I'd initially try putting a very small drop of a light oil on the shutter button shaft. There's also usually a spring for the shutter release on most folders. It's not on the release button (although it could be), but normally it's on the lever mechanism below. Sometimes things get a tiny bit bent, it doesn't take much.
When you pull the wind knob all the way up, can you see what's actually bent? That might give you a clue. It sounds like it needs to be popped out and carefully examined.
FWIW, I never got on w/ mine. It felt big and heavy compared to my previous Super Ikonta III/IV, which seemed considerably smaller and lighter. No strap lugs though, that always bugged me.
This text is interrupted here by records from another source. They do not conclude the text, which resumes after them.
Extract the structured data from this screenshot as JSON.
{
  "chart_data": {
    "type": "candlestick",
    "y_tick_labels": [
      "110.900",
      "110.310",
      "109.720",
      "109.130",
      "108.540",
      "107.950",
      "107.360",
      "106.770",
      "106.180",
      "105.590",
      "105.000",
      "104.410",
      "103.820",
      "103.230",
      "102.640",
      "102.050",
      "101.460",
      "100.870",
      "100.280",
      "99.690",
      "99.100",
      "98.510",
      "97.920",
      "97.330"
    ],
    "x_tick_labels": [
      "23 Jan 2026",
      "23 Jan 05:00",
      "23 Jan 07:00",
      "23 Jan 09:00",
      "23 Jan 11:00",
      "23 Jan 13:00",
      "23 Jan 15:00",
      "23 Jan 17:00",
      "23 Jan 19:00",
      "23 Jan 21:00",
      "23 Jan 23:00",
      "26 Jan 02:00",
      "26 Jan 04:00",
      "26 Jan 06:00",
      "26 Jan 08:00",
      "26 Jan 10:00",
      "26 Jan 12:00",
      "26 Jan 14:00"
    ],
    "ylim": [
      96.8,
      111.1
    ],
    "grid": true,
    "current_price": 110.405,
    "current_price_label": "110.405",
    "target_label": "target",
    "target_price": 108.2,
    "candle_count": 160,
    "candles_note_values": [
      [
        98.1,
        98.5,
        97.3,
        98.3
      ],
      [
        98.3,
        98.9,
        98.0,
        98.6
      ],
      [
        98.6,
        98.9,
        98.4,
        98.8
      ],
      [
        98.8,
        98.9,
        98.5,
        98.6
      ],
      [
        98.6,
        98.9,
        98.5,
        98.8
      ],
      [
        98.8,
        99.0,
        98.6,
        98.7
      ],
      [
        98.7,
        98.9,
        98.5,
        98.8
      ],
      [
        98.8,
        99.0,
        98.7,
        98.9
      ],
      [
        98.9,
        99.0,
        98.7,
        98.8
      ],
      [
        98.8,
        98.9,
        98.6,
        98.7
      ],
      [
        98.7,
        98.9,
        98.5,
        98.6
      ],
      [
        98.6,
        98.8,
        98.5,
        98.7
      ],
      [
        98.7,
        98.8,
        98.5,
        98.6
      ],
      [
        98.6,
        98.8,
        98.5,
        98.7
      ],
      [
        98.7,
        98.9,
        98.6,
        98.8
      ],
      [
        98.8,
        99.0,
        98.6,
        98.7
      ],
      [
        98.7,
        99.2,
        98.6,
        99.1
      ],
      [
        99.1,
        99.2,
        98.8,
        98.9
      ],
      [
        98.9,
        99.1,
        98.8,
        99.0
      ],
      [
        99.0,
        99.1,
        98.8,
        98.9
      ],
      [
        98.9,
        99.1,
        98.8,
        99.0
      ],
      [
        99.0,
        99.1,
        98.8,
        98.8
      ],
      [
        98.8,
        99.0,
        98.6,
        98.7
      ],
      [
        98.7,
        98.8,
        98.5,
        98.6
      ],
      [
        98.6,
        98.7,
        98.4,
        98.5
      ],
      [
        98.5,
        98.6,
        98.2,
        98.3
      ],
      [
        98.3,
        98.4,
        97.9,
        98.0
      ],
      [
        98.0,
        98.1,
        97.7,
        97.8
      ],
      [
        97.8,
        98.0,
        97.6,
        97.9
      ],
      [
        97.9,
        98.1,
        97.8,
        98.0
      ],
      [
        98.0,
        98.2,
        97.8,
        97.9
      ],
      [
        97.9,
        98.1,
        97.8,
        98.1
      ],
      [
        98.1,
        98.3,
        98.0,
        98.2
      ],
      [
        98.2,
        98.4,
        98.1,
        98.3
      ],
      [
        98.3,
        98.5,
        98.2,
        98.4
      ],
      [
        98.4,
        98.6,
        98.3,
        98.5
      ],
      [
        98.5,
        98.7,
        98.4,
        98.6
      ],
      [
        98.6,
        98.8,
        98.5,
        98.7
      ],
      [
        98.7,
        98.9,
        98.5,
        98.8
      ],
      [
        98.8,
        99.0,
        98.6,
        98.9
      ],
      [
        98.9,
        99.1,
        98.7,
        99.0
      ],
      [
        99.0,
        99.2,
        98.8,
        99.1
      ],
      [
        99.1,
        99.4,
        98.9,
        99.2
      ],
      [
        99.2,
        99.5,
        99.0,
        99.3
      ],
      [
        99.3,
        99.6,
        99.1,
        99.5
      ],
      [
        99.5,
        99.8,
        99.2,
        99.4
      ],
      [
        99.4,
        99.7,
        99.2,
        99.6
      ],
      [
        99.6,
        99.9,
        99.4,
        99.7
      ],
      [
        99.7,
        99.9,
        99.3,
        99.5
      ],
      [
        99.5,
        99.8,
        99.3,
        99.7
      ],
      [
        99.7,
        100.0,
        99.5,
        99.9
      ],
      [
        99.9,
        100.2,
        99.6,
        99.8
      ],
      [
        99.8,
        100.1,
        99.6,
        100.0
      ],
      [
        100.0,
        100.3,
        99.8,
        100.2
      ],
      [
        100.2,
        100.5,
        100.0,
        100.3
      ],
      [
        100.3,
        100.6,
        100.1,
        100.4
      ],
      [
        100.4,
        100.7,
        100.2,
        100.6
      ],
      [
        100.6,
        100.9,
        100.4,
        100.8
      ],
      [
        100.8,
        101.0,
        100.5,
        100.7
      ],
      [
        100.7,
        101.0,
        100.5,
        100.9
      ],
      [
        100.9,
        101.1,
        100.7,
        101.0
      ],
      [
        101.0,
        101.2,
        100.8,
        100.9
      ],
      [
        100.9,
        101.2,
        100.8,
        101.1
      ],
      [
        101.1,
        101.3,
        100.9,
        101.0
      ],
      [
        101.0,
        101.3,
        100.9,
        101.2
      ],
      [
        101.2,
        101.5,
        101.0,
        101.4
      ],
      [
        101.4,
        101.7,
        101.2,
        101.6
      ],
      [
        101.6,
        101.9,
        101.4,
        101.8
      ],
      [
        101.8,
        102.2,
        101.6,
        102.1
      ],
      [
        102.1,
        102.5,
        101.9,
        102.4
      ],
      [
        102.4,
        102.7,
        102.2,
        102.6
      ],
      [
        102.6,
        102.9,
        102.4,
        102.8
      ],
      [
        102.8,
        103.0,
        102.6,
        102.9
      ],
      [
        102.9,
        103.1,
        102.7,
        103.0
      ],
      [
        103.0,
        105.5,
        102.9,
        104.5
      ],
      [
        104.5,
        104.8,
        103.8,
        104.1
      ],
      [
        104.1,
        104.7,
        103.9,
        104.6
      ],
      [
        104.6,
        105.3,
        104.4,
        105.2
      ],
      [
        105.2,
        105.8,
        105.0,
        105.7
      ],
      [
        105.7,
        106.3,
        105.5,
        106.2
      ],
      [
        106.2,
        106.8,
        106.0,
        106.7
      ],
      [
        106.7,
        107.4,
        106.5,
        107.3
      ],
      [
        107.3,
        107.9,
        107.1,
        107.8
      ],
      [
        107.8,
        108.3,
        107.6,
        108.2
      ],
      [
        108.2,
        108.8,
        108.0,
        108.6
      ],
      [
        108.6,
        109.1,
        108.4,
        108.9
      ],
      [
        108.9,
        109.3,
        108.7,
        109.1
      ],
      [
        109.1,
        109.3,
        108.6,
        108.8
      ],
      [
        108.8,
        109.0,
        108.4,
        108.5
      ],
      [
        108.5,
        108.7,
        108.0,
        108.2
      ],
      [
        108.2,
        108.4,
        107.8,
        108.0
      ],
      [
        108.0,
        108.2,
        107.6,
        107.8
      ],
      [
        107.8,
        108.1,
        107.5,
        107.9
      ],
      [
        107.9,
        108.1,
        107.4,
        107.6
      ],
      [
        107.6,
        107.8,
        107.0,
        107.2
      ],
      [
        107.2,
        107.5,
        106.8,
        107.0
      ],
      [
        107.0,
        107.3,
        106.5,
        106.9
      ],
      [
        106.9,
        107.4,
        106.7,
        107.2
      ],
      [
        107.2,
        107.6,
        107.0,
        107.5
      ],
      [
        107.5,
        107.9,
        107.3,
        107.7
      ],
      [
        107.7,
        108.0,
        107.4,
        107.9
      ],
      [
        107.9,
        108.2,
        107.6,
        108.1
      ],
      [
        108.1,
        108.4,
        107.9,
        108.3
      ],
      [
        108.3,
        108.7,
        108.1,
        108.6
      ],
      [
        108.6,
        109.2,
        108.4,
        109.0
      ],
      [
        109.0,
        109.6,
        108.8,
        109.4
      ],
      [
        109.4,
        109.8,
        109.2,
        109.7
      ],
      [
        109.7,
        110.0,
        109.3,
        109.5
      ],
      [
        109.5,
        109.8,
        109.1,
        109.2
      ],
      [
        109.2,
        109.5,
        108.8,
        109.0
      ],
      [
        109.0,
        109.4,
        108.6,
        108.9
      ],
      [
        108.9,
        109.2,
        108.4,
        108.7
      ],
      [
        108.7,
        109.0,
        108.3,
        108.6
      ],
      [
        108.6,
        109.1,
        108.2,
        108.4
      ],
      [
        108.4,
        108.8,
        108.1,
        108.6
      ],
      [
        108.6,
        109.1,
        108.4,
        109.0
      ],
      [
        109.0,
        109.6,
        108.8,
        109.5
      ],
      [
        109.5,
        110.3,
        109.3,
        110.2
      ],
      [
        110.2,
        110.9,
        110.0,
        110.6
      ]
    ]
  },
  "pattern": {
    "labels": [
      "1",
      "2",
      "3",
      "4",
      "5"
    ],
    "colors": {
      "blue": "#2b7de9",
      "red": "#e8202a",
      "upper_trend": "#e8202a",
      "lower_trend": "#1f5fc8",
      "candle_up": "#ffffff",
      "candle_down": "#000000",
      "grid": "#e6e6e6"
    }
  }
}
Interestingly, the winding mechanism only really works properly if one of the flip-up tabs on the knob is raised. This tab will put a little bit of pressure on the disk beneath it, which seems to engage it with the rest of the mechanism. The other tab won't, and while the film will wind when you turn it with that one, the counter/shutter release won't work. Again, the camera still functions, but I'd like to remedy this. I'd like to at least make the knob look straight in case I want to try selling this thing someday!
someone swapped the back door with one from the 6x9 version, thus making red-window use...interesting),
I can get 12 shots by winding until the 'third dot' shows in the window (not all the way to 1)
That's the original door (a Super Ikonta C, 6x9, would be roundly an inch and a quarter wider). I have a 532/16 and it has the red window on the 6x9 framing track also.
I understand this is because 6x6 framing track wasn't universal on 120 film yet when that camera was designed (about 1938) and 124 film, which was short roll 120 with only 6x6 framing (8 frames), was obsolete. So Zeiss Ikon engineers designed the camera with a turns-counting automatic framing mechanism and used the 6x9 track to start the film at the right position (for 11 frames). IIRC, they did the same with the Baby Rolleiflex and maybe the full size Rolleiflex models introduced before 1940.
If the frame counter is working, you wind the film until 1 shows in the red window, push down on the counter wheel and turn it to 1 (where it will stop) and then close the red window shutter until next time you load. Mine has been modified to give a twelfth frame (by filing another carefully positioned notch in the advance stop wheel, "under the hood"). If the mechanical counter is not working, your easy way out might be to accept large spaces between frames...
Then the Rolleiflex Standard came on the market, and in the beginning it had two red windows, one on the back for 117-film (B1) and one on the bottom for 120-film (B2) And this was because of the 120-film only had the 6x9 numbers on the backing paper.
Many 6x9 folders have two red windows so they could be used with a mask for 6x4,5 and use the 6x9 numbers when winding before 120-film got the 6x4,5 numbers on the backing paper.
Yes, 117. Long-obsolete formats are hard to keep track of.
So that Rolleiflex Standard had a frame counter, but it could be started with either the 6x9 or 6x6 track (if present), else why not just specify 117 only (yes, 120 is longer, but you'd still only get 8 frames using the red window).